Simple parallel foreach and summation/reduction - D Programming Language Discussion Forum

Forums

New users
- Learn
Community
- General
- Announce
Improvements
- DIP Ideas
- DIP Devel.
Ecosystem
- GDC
- LDC
- Debuggers
- IDEs
- DWT
Development
- Internals
- Issues
- Beta
- DMD
- Phobos
- Druntime
- Study
Turkish
- Genel
- Duyuru

Index » Learn » Simple parallel foreach and summation/reduction

Thread overview

Simple parallel foreach and summation/reduction
Sep 20, 2018 Chris Katko
Sep 20, 2018 Neia Neutuladh
Sep 21, 2018 Chris Katko
Sep 21, 2018 Dennis
Sep 21, 2018 Ali Çehreli
Sep 22, 2018 Chris Katko
Sep 22, 2018 Chris Katko
Sep 24, 2018 Chris Katko
Sep 24, 2018 Chris Katko
Sep 24, 2018 Chris Katko
Sep 24, 2018 Russel Winder

September 20, 2018

Simple parallel foreach and summation/reduction

Posted by Chris Katko

Chris Katko

All I want to do is loop from 0 to [constant] with a for or foreach, and have it split up across however many cores I have.

    ulong sum;
    foreach(i; [0 to 1 trillion])
      {
      //flip some dice using
      float die_value = uniform(0F,12F);
      if(die_value > [constant]) sum++;
      }
    writeln("The sum is %d", sum);

However, there are two caveats.:

 - One: I can't throw a range of values into an array and foreach on that like many examples use. Because 1 trillion (counting from zero) might be a little big for an array. (I'm using 1 trillion to illustrate a specific bottleneck / problem form.)

 - I want to merge the results at the end.
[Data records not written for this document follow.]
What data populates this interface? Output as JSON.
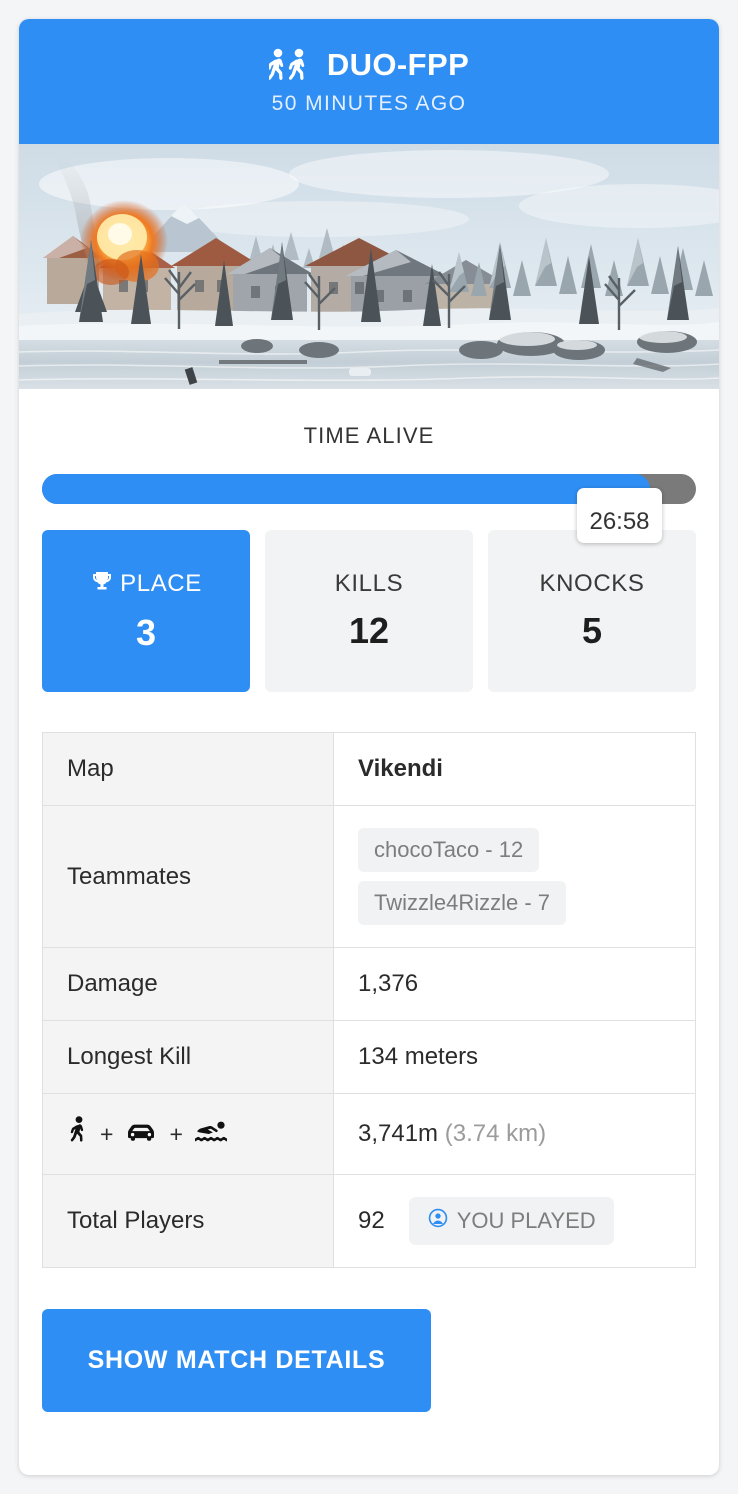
{
  "theme": {
    "accent": "#2f8ef4",
    "track": "#7a7a7a",
    "panel": "#f2f3f4"
  },
  "header": {
    "mode": "DUO-FPP",
    "time_ago": "50 MINUTES AGO",
    "icon": "two-walkers-icon"
  },
  "hero": {
    "alt": "Vikendi snowy village with explosion over frozen lake"
  },
  "time_alive": {
    "label": "TIME ALIVE",
    "value": "26:58",
    "percent": 93
  },
  "stats": [
    {
      "label": "PLACE",
      "value": "3",
      "icon": "trophy-icon",
      "primary": true
    },
    {
      "label": "KILLS",
      "value": "12",
      "icon": null,
      "primary": false
    },
    {
      "label": "KNOCKS",
      "value": "5",
      "icon": null,
      "primary": false
    }
  ],
  "details": {
    "map": {
      "label": "Map",
      "value": "Vikendi"
    },
    "teammates": {
      "label": "Teammates",
      "items": [
        "chocoTaco - 12",
        "Twizzle4Rizzle - 7"
      ]
    },
    "damage": {
      "label": "Damage",
      "value": "1,376"
    },
    "longest_kill": {
      "label": "Longest Kill",
      "value": "134 meters"
    },
    "distance": {
      "icons": [
        "walk-icon",
        "car-icon",
        "swim-icon"
      ],
      "separator": "+",
      "value": "3,741m",
      "value_alt": "(3.74 km)"
    },
    "total_players": {
      "label": "Total Players",
      "value": "92",
      "badge": "YOU PLAYED",
      "badge_icon": "person-circle-icon"
    }
  },
  "footer": {
    "button": "SHOW MATCH DETAILS"
  }
}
Which means I either need to use mutexes (BAD. NO. BOO. HISS.)  or each "thread" would need to know if it's separate, and then store their sums in, say, a thread[#].sum variable and then once all were completed, add those sums together.

I know this is an incredibly simple conceptual problem to solve. So I feel like I'm missing some huge, obvious, answer for doing it elegantly in D.

And this just occurred to me, if I had a trillion foreach, will that make 1 trillion threads? What I want is, IIRC, what OpenMP does. It divides up your range (blocks of sequential numbers) by the number of threads. So domain of [1 to 1000] with ten threads would become workloads on the indexes of [1-100], [101-200], [201-300], and so on. for each CPU. They each get a 100 element chunk.

So I guess foreach won't work here for that, will it? Hmmm...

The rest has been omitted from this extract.